Dalla scorsa settimana Mediterranea è di nuovo attiva in mare con la barca a vela Safira, con base di partenza a Lampedusa ed è costretta in questi giorni a restare in porto. Sull’isola ha sbarcato sabato mattina 40 persone soccorse mentre si trovavano su un gommone che stava affondando, mentre nel pomeriggio al largo si è registrato un naufragio con un bambino proveniente dalla Sierra Leone che risulta disperso. 

Il naufragio di sabato 14 marzo

Una barca con migranti è naufragata nel tardo pomeriggio di sabato 14 marzo al largo di Lampedusa e un bambino, originario della Sierra Leone, è disperso. I militari della motovedetta Cp327 della guardia costiera sono riusciti a salvare 64 persone, fra cui 14 donne e 10 minori: anche loro, come il piccolo disperso, erano caduti in mare. Nonostante le ricerche nell’area dove il natante di 9 metri è colato a picco, del bimbo non è stata trovata traccia. La madre del disperso è stata sbarcata, con gli altri 63 compagni di viaggio, durante la notte, e ora si trova nell’hotspot di Lampedusa. Le ricerche del sono ancora in corso con la motovedetta Cp 271e con il velivolo Manta della guardia costiera.

Sulla barchino di ferro c’erano persone originarie di Burkina Faso, Camerun, Costa d’Avorio, Guinea e Sierra Leone.
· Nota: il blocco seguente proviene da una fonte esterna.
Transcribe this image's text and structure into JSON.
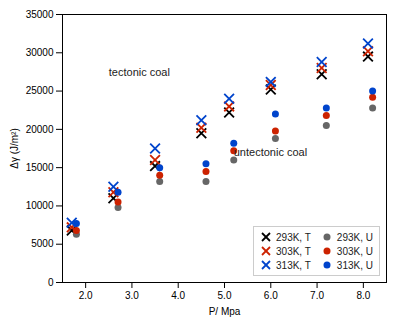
{
  "chart_data": {
    "type": "scatter",
    "xlabel": "P/ Mpa",
    "ylabel": "Δγ (J/m²)",
    "xlim": [
      1.5,
      8.5
    ],
    "ylim": [
      0,
      35000
    ],
    "xticks": [
      2,
      3,
      4,
      5,
      6,
      7,
      8
    ],
    "yticks": [
      0,
      5000,
      10000,
      15000,
      20000,
      25000,
      30000,
      35000
    ],
    "legend": "lower right",
    "annotations": [
      {
        "x": 2.5,
        "y": 27000,
        "text": "tectonic coal"
      },
      {
        "x": 5.2,
        "y": 16500,
        "text": "untectonic coal"
      }
    ],
    "series": [
      {
        "name": "293K, T",
        "marker": "x",
        "color": "black",
        "x": [
          1.7,
          2.6,
          3.5,
          4.5,
          5.1,
          6.0,
          7.1,
          8.1
        ],
        "values": [
          6800,
          11000,
          15200,
          19500,
          22200,
          25200,
          27200,
          29500
        ]
      },
      {
        "name": "303K, T",
        "marker": "x",
        "color": "#cc2200",
        "x": [
          1.7,
          2.6,
          3.5,
          4.5,
          5.1,
          6.0,
          7.1,
          8.1
        ],
        "values": [
          7200,
          11800,
          16000,
          20200,
          23000,
          25800,
          28000,
          30200
        ]
      },
      {
        "name": "313K, T",
        "marker": "x",
        "color": "#0044cc",
        "x": [
          1.7,
          2.6,
          3.5,
          4.5,
          5.1,
          6.0,
          7.1,
          8.1
        ],
        "values": [
          7800,
          12500,
          17500,
          21200,
          24000,
          26200,
          28800,
          31200
        ]
      },
      {
        "name": "293K, U",
        "marker": "o",
        "color": "#666666",
        "x": [
          1.8,
          2.7,
          3.6,
          4.6,
          5.2,
          6.1,
          7.2,
          8.2
        ],
        "values": [
          6300,
          9800,
          13200,
          13200,
          16000,
          18800,
          20500,
          22800
        ]
      },
      {
        "name": "303K, U",
        "marker": "o",
        "color": "#cc2200",
        "x": [
          1.8,
          2.7,
          3.6,
          4.6,
          5.2,
          6.1,
          7.2,
          8.2
        ],
        "values": [
          6800,
          10500,
          14000,
          14500,
          17200,
          19800,
          21800,
          24200
        ]
      },
      {
        "name": "313K, U",
        "marker": "o",
        "color": "#0044cc",
        "x": [
          1.8,
          2.7,
          3.6,
          4.6,
          5.2,
          6.1,
          7.2,
          8.2
        ],
        "values": [
          7700,
          11800,
          15000,
          15500,
          18200,
          22000,
          22800,
          25000
        ]
      }
    ]
  }
}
I superstiti hanno raccontato di aver pagato per la traversata 300 euro e hanno detto di volere restare in Italia.

Sea Watch 5 soccorre altri 40 migranti, 9 casi medici evacuati a Lampedusa

La barca Sea Watch 5, dopo che ieri aveva soccorso 54 persone, nelle scorse ore ne ha tratto in salvo altre 40, nel Mediterraneo centrale. Stamattina 9 di loro, i casi medici più gravi, sono stati fatti sbarcare a Lampedusa d’emergenza. Tra loro vi è una bambina in condizioni critiche, “era in severa ipotermia – spiega la Sea Watch – abbiamo temuto per la sua vita. La guardia costiera così li ha evacuati a Lampedusa”. La nave si trova adesso nelle vicinanze del porto dell’isola.
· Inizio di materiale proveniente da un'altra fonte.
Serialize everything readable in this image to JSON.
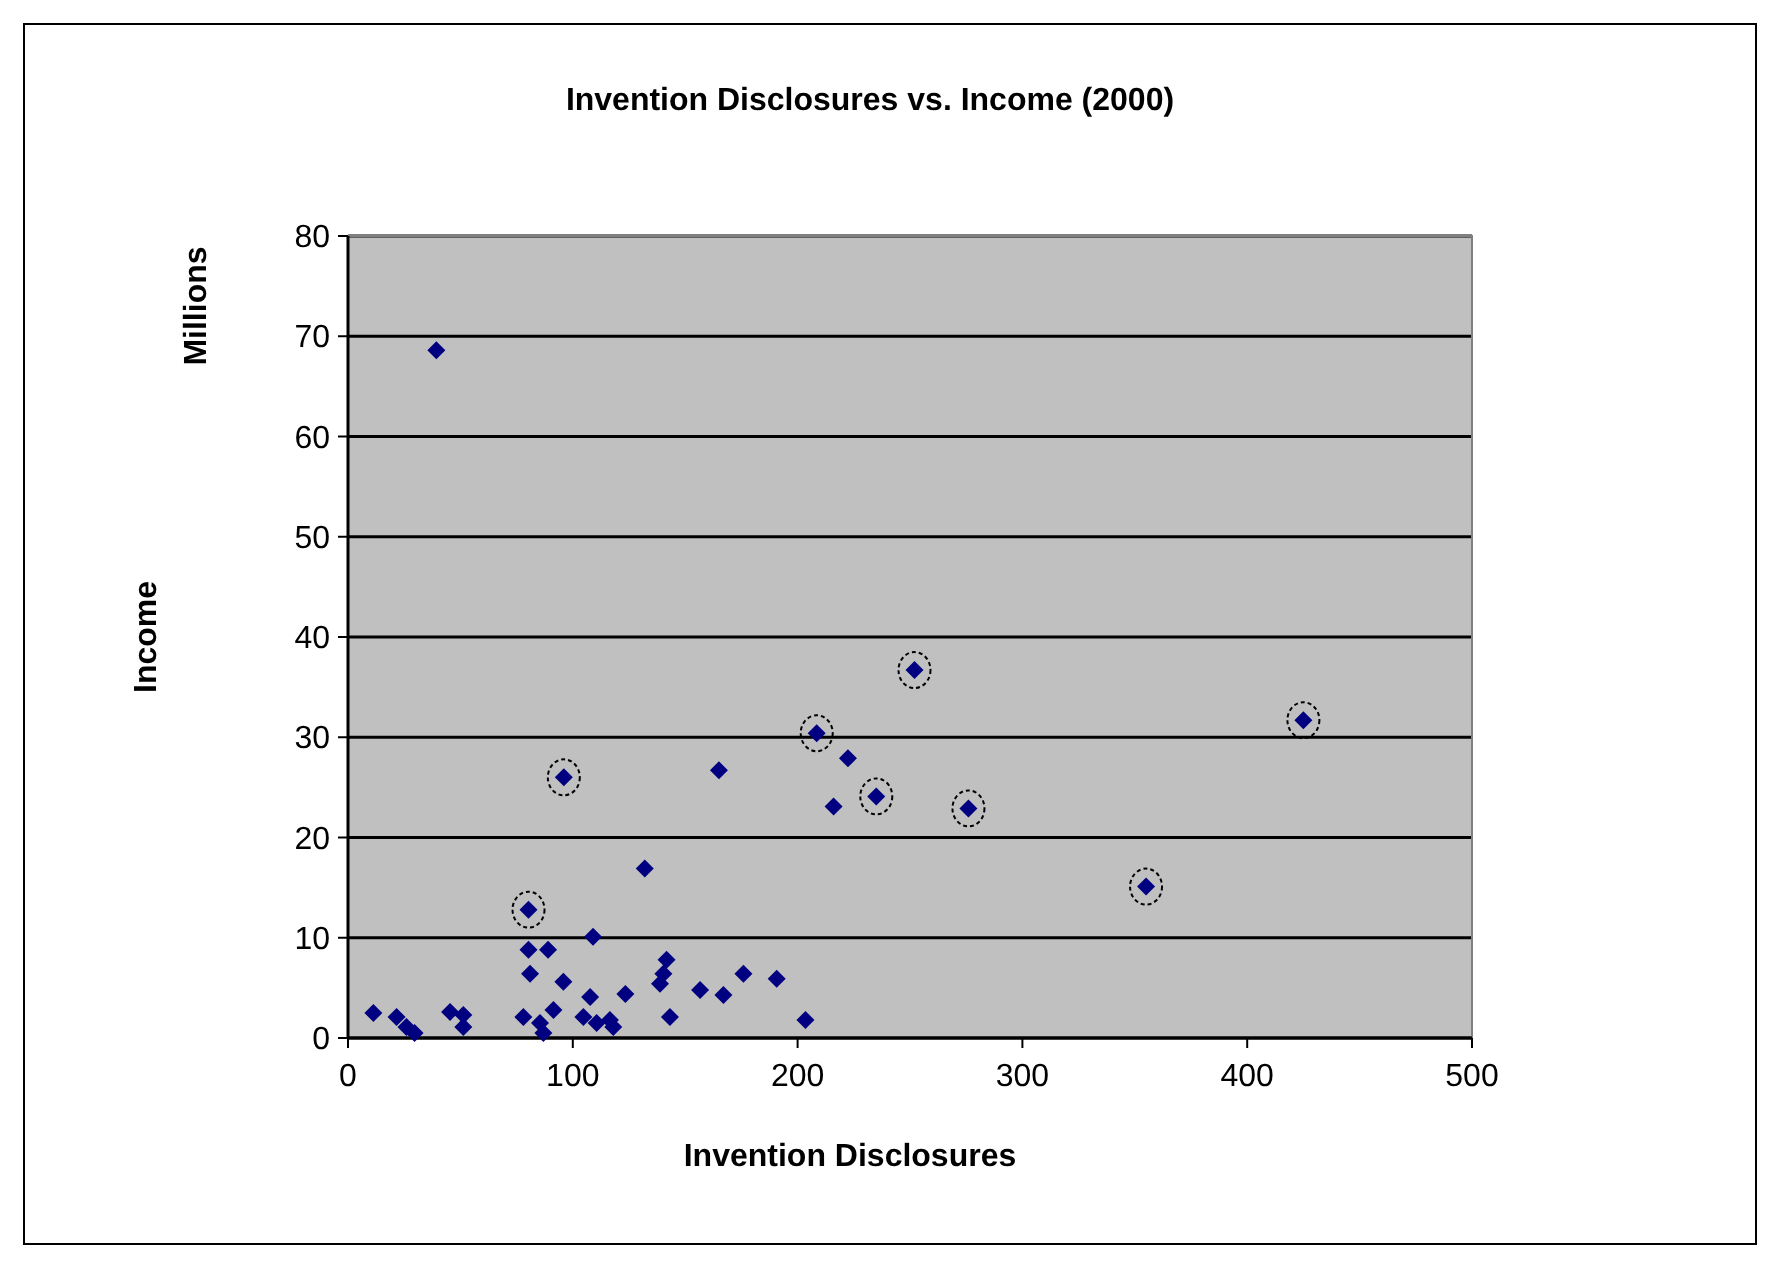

Il porto assegnato dalle autorità italiane per lo sbarco è quello di Marina di Carrara. “Le autorità italiane ci impongono una lunga ed estenuante navigazione verso Marina di Carrara – conclude la ong – quattro giorni di viaggio per persone stremate, che hanno bisogno di assistenza medica a terra. Chiediamo un porto più vicino per non ledere i diritti di chi già ha sofferto troppo”.